Abstract

Tax reform aims to transform how a nation collects or manages taxes. It is frequently conducted to enhance tax administration or to bring economic advantages. Goods and Service Tax (GST) is an indirect tax that replaced many indirect taxes in several nations in the world. Likewise, GST implementation in India was considered positive for the government and the economy. However, its impact on the corporate sector needs to be investigated more. In this study, we investigated the impact of GST on the financials of Indian companies, especially profitability, liquidity, and their relationship. Financial data from 123 companies for ten years (2013 to 2017 — pre-GST; 2018 to 2022 — post-GST) were analyzed using panel regression methods. The parameters examined are operating profit, return on assets, and working capital. The analysis shows that the companies’ operating profit increased after GST implementation, whereas the return on assets decreased. Further, working capital requirements increased after the GST implementation.

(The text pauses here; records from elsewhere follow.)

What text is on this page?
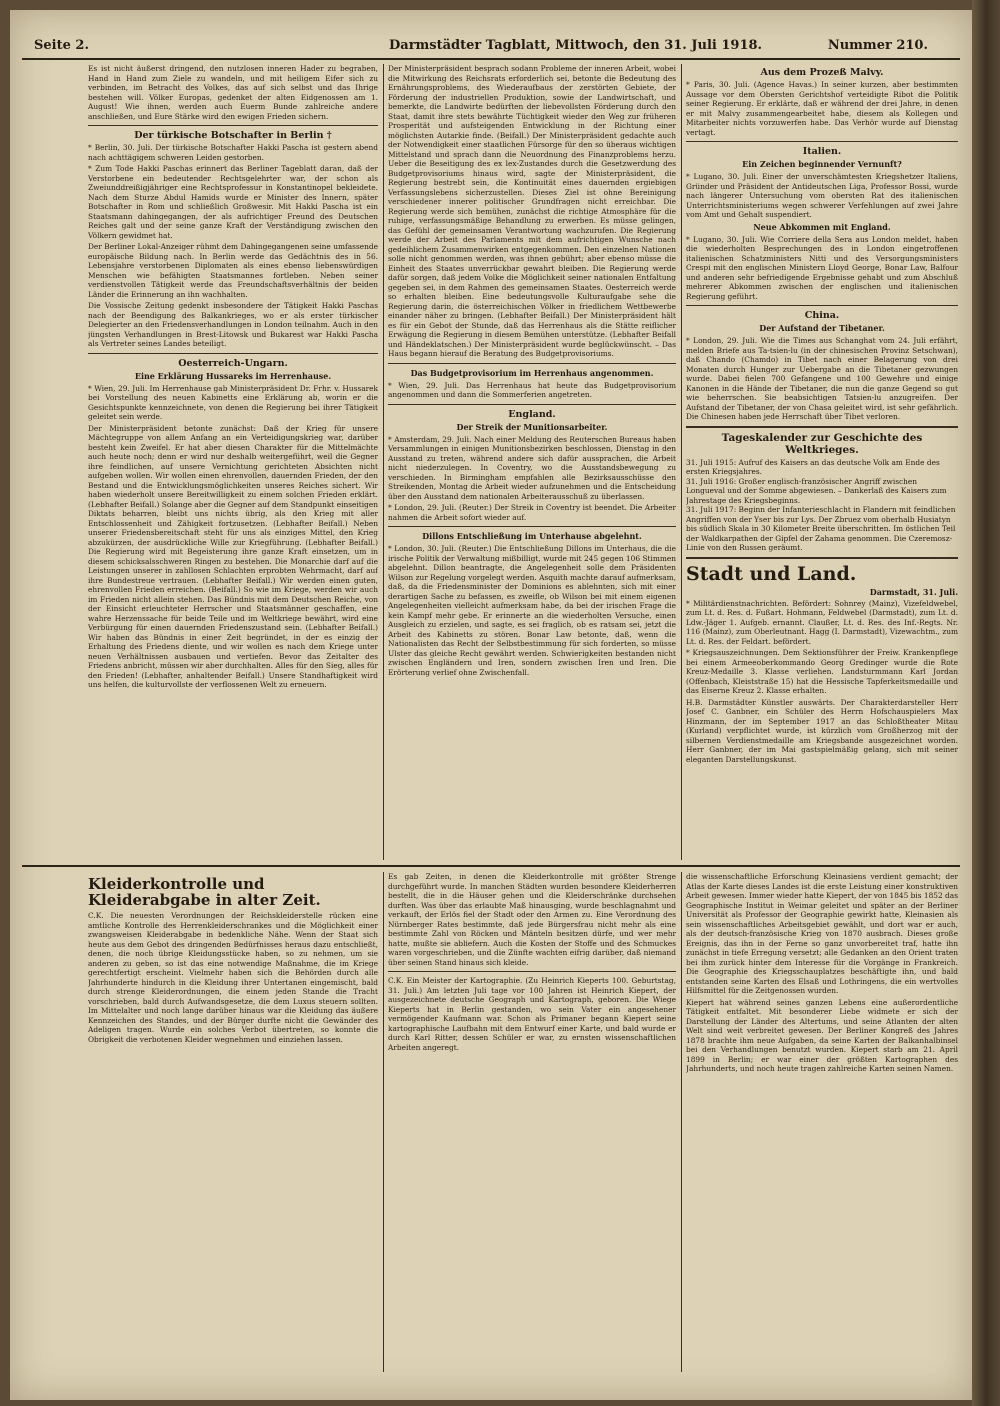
Seite 2.	Darmstädter Tagblatt, Mittwoch, den 31. Juli 1918.	Nummer 210.

Es ist nicht äußerst dringend, den nutzlosen inneren Hader zu begraben, Hand in Hand zum Ziele zu wandeln, und mit heiligem Eifer sich zu verbinden, im Betracht des Volkes, das auf sich selbst und das Ihrige bestehen will. Völker Europas, gedenket der alten Eidgenossen am 1. August! Wie ihnen, werden auch Euerm Bunde zahlreiche andere anschließen, und Eure Stärke wird den ewigen Frieden sichern.

Der türkische Botschafter in Berlin †

* Berlin, 30. Juli. Der türkische Botschafter Hakki Pascha ist gestern abend nach achttägigem schweren Leiden gestorben.

* Zum Tode Hakki Paschas erinnert das Berliner Tageblatt daran, daß der Verstorbene ein bedeutender Rechtsgelehrter war, der schon als Zweiunddreißigjähriger eine Rechtsprofessur in Konstantinopel bekleidete. Nach dem Sturze Abdul Hamids wurde er Minister des Innern, später Botschafter in Rom und schließlich Großwesir. Mit Hakki Pascha ist ein Staatsmann dahingegangen, der als aufrichtiger Freund des Deutschen Reiches galt und der seine ganze Kraft der Verständigung zwischen den Völkern gewidmet hat.

Der Berliner Lokal-Anzeiger rühmt dem Dahingegangenen seine umfassende europäische Bildung nach. In Berlin werde das Gedächtnis des in 56. Lebensjahre verstorbenen Diplomaten als eines ebenso liebenswürdigen Menschen wie befähigten Staatsmannes fortleben. Neben seiner verdienstvollen Tätigkeit werde das Freundschaftsverhältnis der beiden Länder die Erinnerung an ihn wachhalten.

Die Vossische Zeitung gedenkt insbesondere der Tätigkeit Hakki Paschas nach der Beendigung des Balkankrieges, wo er als erster türkischer Delegierter an den Friedensverhandlungen in London teilnahm. Auch in den jüngsten Verhandlungen in Brest-Litowsk und Bukarest war Hakki Pascha als Vertreter seines Landes beteiligt.

Oesterreich-Ungarn.
Eine Erklärung Hussareks im Herrenhause.

* Wien, 29. Juli. Im Herrenhause gab Ministerpräsident Dr. Frhr. v. Hussarek bei Vorstellung des neuen Kabinetts eine Erklärung ab, worin er die Gesichtspunkte kennzeichnete, von denen die Regierung bei ihrer Tätigkeit geleitet sein werde.

Der Ministerpräsident betonte zunächst: Daß der Krieg für unsere Mächtegruppe von allem Anfang an ein Verteidigungskrieg war, darüber besteht kein Zweifel. Er hat aber diesen Charakter für die Mittelmächte auch heute noch; denn er wird nur deshalb weitergeführt, weil die Gegner ihre feindlichen, auf unsere Vernichtung gerichteten Absichten nicht aufgeben wollen. Wir wollen einen ehrenvollen, dauernden Frieden, der den Bestand und die Entwicklungsmöglichkeiten unseres Reiches sichert. Wir haben wiederholt unsere Bereitwilligkeit zu einem solchen Frieden erklärt. (Lebhafter Beifall.) Solange aber die Gegner auf dem Standpunkt einseitigen Diktats beharren, bleibt uns nichts übrig, als den Krieg mit aller Entschlossenheit und Zähigkeit fortzusetzen. (Lebhafter Beifall.) Neben unserer Friedensbereitschaft steht für uns als einziges Mittel, den Krieg abzukürzen, der ausdrückliche Wille zur Kriegführung. (Lebhafter Beifall.) Die Regierung wird mit Begeisterung ihre ganze Kraft einsetzen, um in diesem schicksalsschweren Ringen zu bestehen. Die Monarchie darf auf die Leistungen unserer in zahllosen Schlachten erprobten Wehrmacht, darf auf ihre Bundestreue vertrauen. (Lebhafter Beifall.) Wir werden einen guten, ehrenvollen Frieden erreichen. (Beifall.) So wie im Kriege, werden wir auch im Frieden nicht allein stehen. Das Bündnis mit dem Deutschen Reiche, von der Einsicht erleuchteter Herrscher und Staatsmänner geschaffen, eine wahre Herzenssache für beide Teile und im Weltkriege bewährt, wird eine Verbürgung für einen dauernden Friedenszustand sein. (Lebhafter Beifall.) Wir haben das Bündnis in einer Zeit begründet, in der es einzig der Erhaltung des Friedens diente, und wir wollen es nach dem Kriege unter neuen Verhältnissen ausbauen und vertiefen. Bevor das Zeitalter des Friedens anbricht, müssen wir aber durchhalten. Alles für den Sieg, alles für den Frieden! (Lebhafter, anhaltender Beifall.) Unsere Standhaftigkeit wird uns helfen, die kulturvollste der verflossenen Welt zu erneuern.

Der Ministerpräsident besprach sodann Probleme der inneren Arbeit, wobei die Mitwirkung des Reichsrats erforderlich sei, betonte die Bedeutung des Ernährungsproblems, des Wiederaufbaus der zerstörten Gebiete, der Förderung der industriellen Produktion, sowie der Landwirtschaft, und bemerkte, die Landwirte bedürften der liebevollsten Förderung durch den Staat, damit ihre stets bewährte Tüchtigkeit wieder den Weg zur früheren Prosperität und aufsteigenden Entwicklung in der Richtung einer möglichsten Autarkie finde. (Beifall.) Der Ministerpräsident gedachte auch der Notwendigkeit einer staatlichen Fürsorge für den so überaus wichtigen Mittelstand und sprach dann die Neuordnung des Finanzproblems herzu. Ueber die Beseitigung des ex lex-Zustandes durch die Gesetzwerdung des Budgetprovisoriums hinaus wird, sagte der Ministerpräsident, die Regierung bestrebt sein, die Kontinuität eines dauernden ergiebigen Verfassungslebens sicherzustellen. Dieses Ziel ist ohne Bereinigung verschiedener innerer politischer Grundfragen nicht erreichbar. Die Regierung werde sich bemühen, zunächst die richtige Atmosphäre für die ruhige, verfassungsmäßige Behandlung zu erwerben. Es müsse gelingen, das Gefühl der gemeinsamen Verantwortung wachzurufen. Die Regierung werde der Arbeit des Parlaments mit dem aufrichtigen Wunsche nach gedeihlichem Zusammenwirken entgegenkommen. Den einzelnen Nationen solle nicht genommen werden, was ihnen gebührt; aber ebenso müsse die Einheit des Staates unverrückbar gewahrt bleiben. Die Regierung werde dafür sorgen, daß jedem Volke die Möglichkeit seiner nationalen Entfaltung gegeben sei, in dem Rahmen des gemeinsamen Staates. Oesterreich werde so erhalten bleiben. Eine bedeutungsvolle Kulturaufgabe sehe die Regierung darin, die österreichischen Völker in friedlichem Wettbewerbe einander näher zu bringen. (Lebhafter Beifall.) Der Ministerpräsident hält es für ein Gebot der Stunde, daß das Herrenhaus als die Stätte reiflicher Erwägung die Regierung in diesem Bemühen unterstütze. (Lebhafter Beifall und Händeklatschen.) Der Ministerpräsident wurde beglückwünscht. – Das Haus begann hierauf die Beratung des Budgetprovisoriums.

Das Budgetprovisorium im Herrenhaus angenommen.

* Wien, 29. Juli. Das Herrenhaus hat heute das Budgetprovisorium angenommen und dann die Sommerferien angetreten.

England.
Der Streik der Munitionsarbeiter.

* Amsterdam, 29. Juli. Nach einer Meldung des Reuterschen Bureaus haben Versammlungen in einigen Munitionsbezirken beschlossen, Dienstag in den Ausstand zu treten, während andere sich dafür aussprachen, die Arbeit nicht niederzulegen. In Coventry, wo die Ausstandsbewegung zu verschieden. In Birmingham empfahlen alle Bezirksausschüsse den Streikenden, Montag die Arbeit wieder aufzunehmen und die Entscheidung über den Ausstand dem nationalen Arbeiterausschuß zu überlassen.

* London, 29. Juli. (Reuter.) Der Streik in Coventry ist beendet. Die Arbeiter nahmen die Arbeit sofort wieder auf.

Dillons Entschließung im Unterhause abgelehnt.

* London, 30. Juli. (Reuter.) Die Entschließung Dillons im Unterhaus, die die irische Politik der Verwaltung mißbilligt, wurde mit 245 gegen 106 Stimmen abgelehnt. Dillon beantragte, die Angelegenheit solle dem Präsidenten Wilson zur Regelung vorgelegt werden. Asquith machte darauf aufmerksam, daß, da die Friedensminister der Dominions es ablehnten, sich mit einer derartigen Sache zu befassen, es zweifle, ob Wilson bei mit einem eigenen Angelegenheiten vielleicht aufmerksam habe, da bei der irischen Frage die kein Kampf mehr gebe. Er erinnerte an die wiederholten Versuche, einen Ausgleich zu erzielen, und sagte, es sei fraglich, ob es ratsam sei, jetzt die Arbeit des Kabinetts zu stören. Bonar Law betonte, daß, wenn die Nationalisten das Recht der Selbstbestimmung für sich forderten, so müsse Ulster das gleiche Recht gewährt werden. Schwierigkeiten bestanden nicht zwischen Engländern und Iren, sondern zwischen Iren und Iren. Die Erörterung verlief ohne Zwischenfall.

Aus dem Prozeß Malvy.

* Paris, 30. Juli. (Agence Havas.) In seiner kurzen, aber bestimmten Aussage vor dem Obersten Gerichtshof verteidigte Ribot die Politik seiner Regierung. Er erklärte, daß er während der drei Jahre, in denen er mit Malvy zusammengearbeitet habe, diesem als Kollegen und Mitarbeiter nichts vorzuwerfen habe. Das Verhör wurde auf Dienstag vertagt.

Italien.
Ein Zeichen beginnender Vernunft?

* Lugano, 30. Juli. Einer der unverschämtesten Kriegshetzer Italiens, Gründer und Präsident der Antideutschen Liga, Professor Bossi, wurde nach längerer Untersuchung vom obersten Rat des italienischen Unterrichtsministeriums wegen schwerer Verfehlungen auf zwei Jahre vom Amt und Gehalt suspendiert.

Neue Abkommen mit England.

* Lugano, 30. Juli. Wie Corriere della Sera aus London meldet, haben die wiederholten Besprechungen des in London eingetroffenen italienischen Schatzministers Nitti und des Versorgungsministers Crespi mit den englischen Ministern Lloyd George, Bonar Law, Balfour und anderen sehr befriedigende Ergebnisse gehabt und zum Abschluß mehrerer Abkommen zwischen der englischen und italienischen Regierung geführt.

China.
Der Aufstand der Tibetaner.

* London, 29. Juli. Wie die Times aus Schanghat vom 24. Juli erfährt, melden Briefe aus Ta-tsien-lu (in der chinesischen Provinz Setschwan), daß Chando (Chamdo) in Tibet nach einer Belagerung von drei Monaten durch Hunger zur Uebergabe an die Tibetaner gezwungen wurde. Dabei fielen 700 Gefangene und 100 Gewehre und einige Kanonen in die Hände der Tibetaner, die nun die ganze Gegend so gut wie beherrschen. Sie beabsichtigen Tatsien-lu anzugreifen. Der Aufstand der Tibetaner, der von Chasa geleitet wird, ist sehr gefährlich. Die Chinesen haben jede Herrschaft über Tibet verloren.

Tageskalender zur Geschichte des Weltkrieges.

31. Juli 1915: Aufruf des Kaisers an das deutsche Volk am Ende des ersten Kriegsjahres.

31. Juli 1916: Großer englisch-französischer Angriff zwischen Longueval und der Somme abgewiesen. – Dankerlaß des Kaisers zum Jahrestage des Kriegsbeginns.

31. Juli 1917: Beginn der Infanterieschlacht in Flandern mit feindlichen Angriffen von der Yser bis zur Lys. Der Zbruez vom oberhalb Husiatyn bis südlich Skala in 30 Kilometer Breite überschritten. Im östlichen Teil der Waldkarpathen der Gipfel der Zahama genommen. Die Czeremosz-Linie von den Russen geräumt.

Stadt und Land.
Darmstadt, 31. Juli.

* Militärdienstnachrichten. Befördert: Sohnrey (Mainz), Vizefeldwebel, zum Lt. d. Res. d. Fußart. Hohmann, Feldwebel (Darmstadt), zum Lt. d. Ldw.-Jäger 1. Aufgeb. ernannt. Claußer, Lt. d. Res. des Inf.-Regts. Nr. 116 (Mainz), zum Oberleutnant. Hagg (I. Darmstadt), Vizewachtm., zum Lt. d. Res. der Feldart. befördert.

* Kriegsauszeichnungen. Dem Sektionsführer der Freiw. Krankenpflege bei einem Armeeoberkommando Georg Gredinger wurde die Rote Kreuz-Medaille 3. Klasse verliehen. Landsturmmann Karl Jordan (Offenbach, Kleiststraße 15) hat die Hessische Tapferkeitsmedaille und das Eiserne Kreuz 2. Klasse erhalten.

H.B. Darmstädter Künstler auswärts. Der Charakterdarsteller Herr Josef C. Ganbner, ein Schüler des Herrn Hofschauspielers Max Hinzmann, der im September 1917 an das Schloßtheater Mitau (Kurland) verpflichtet wurde, ist kürzlich vom Großherzog mit der silbernen Verdienstmedaille am Kriegsbande ausgezeichnet worden. Herr Ganbner, der im Mai gastspielmäßig gelang, sich mit seiner eleganten Darstellungskunst.

Kleiderkontrolle und Kleiderabgabe in alter Zeit.

C.K. Die neuesten Verordnungen der Reichskleiderstelle rücken eine amtliche Kontrolle des Herrenkleiderschrankes und die Möglichkeit einer zwangsweisen Kleiderabgabe in bedenkliche Nähe. Wenn der Staat sich heute aus dem Gebot des dringenden Bedürfnisses heraus dazu entschließt, denen, die noch übrige Kleidungsstücke haben, so zu nehmen, um sie anderen zu geben, so ist das eine notwendige Maßnahme, die im Kriege gerechtfertigt erscheint. Vielmehr haben sich die Behörden durch alle Jahrhunderte hindurch in die Kleidung ihrer Untertanen eingemischt, bald durch strenge Kleiderordnungen, die einem jeden Stande die Tracht vorschrieben, bald durch Aufwandsgesetze, die dem Luxus steuern sollten. Im Mittelalter und noch lange darüber hinaus war die Kleidung das äußere Kennzeichen des Standes, und der Bürger durfte nicht die Gewänder des Adeligen tragen. Wurde ein solches Verbot übertreten, so konnte die Obrigkeit die verbotenen Kleider wegnehmen und einziehen lassen.

Es gab Zeiten, in denen die Kleiderkontrolle mit größter Strenge durchgeführt wurde. In manchen Städten wurden besondere Kleiderherren bestellt, die in die Häuser gehen und die Kleiderschränke durchsehen durften. Was über das erlaubte Maß hinausging, wurde beschlagnahmt und verkauft, der Erlös fiel der Stadt oder den Armen zu. Eine Verordnung des Nürnberger Rates bestimmte, daß jede Bürgersfrau nicht mehr als eine bestimmte Zahl von Röcken und Mänteln besitzen dürfe, und wer mehr hatte, mußte sie abliefern. Auch die Kosten der Stoffe und des Schmuckes waren vorgeschrieben, und die Zünfte wachten eifrig darüber, daß niemand über seinen Stand hinaus sich kleide.

C.K. Ein Meister der Kartographie. (Zu Heinrich Kieperts 100. Geburtstag, 31. Juli.) Am letzten Juli tage vor 100 Jahren ist Heinrich Kiepert, der ausgezeichnete deutsche Geograph und Kartograph, geboren. Die Wiege Kieperts hat in Berlin gestanden, wo sein Vater ein angesehener vermögender Kaufmann war. Schon als Primaner begann Kiepert seine kartographische Laufbahn mit dem Entwurf einer Karte, und bald wurde er durch Karl Ritter, dessen Schüler er war, zu ernsten wissenschaftlichen Arbeiten angeregt.

die wissenschaftliche Erforschung Kleinasiens verdient gemacht; der Atlas der Karte dieses Landes ist die erste Leistung einer konstruktiven Arbeit gewesen. Immer wieder hatte Kiepert, der von 1845 bis 1852 das Geographische Institut in Weimar geleitet und später an der Berliner Universität als Professor der Geographie gewirkt hatte, Kleinasien als sein wissenschaftliches Arbeitsgebiet gewählt, und dort war er auch, als der deutsch-französische Krieg von 1870 ausbrach. Dieses große Ereignis, das ihn in der Ferne so ganz unvorbereitet traf, hatte ihn zunächst in tiefe Erregung versetzt; alle Gedanken an den Orient traten bei ihm zurück hinter dem Interesse für die Vorgänge in Frankreich. Die Geographie des Kriegsschauplatzes beschäftigte ihn, und bald entstanden seine Karten des Elsaß und Lothringens, die ein wertvolles Hilfsmittel für die Zeitgenossen wurden.

Kiepert hat während seines ganzen Lebens eine außerordentliche Tätigkeit entfaltet. Mit besonderer Liebe widmete er sich der Darstellung der Länder des Altertums, und seine Atlanten der alten Welt sind weit verbreitet gewesen. Der Berliner Kongreß des Jahres 1878 brachte ihm neue Aufgaben, da seine Karten der Balkanhalbinsel bei den Verhandlungen benutzt wurden. Kiepert starb am 21. April 1899 in Berlin; er war einer der größten Kartographen des Jahrhunderts, und noch heute tragen zahlreiche Karten seinen Namen.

The impact of GST on operating profits did not significantly differ across sectors. Nevertheless, sectors like metals and mining, information technology (IT), oil and gas, and reality significantly improved return on assets and decreased working capital after GST implementation. The results are helpful to researchers and policymakers considering the differential impact of GST across sectors and thereby ascertain the ability of corporations to financially withstand tax reforms.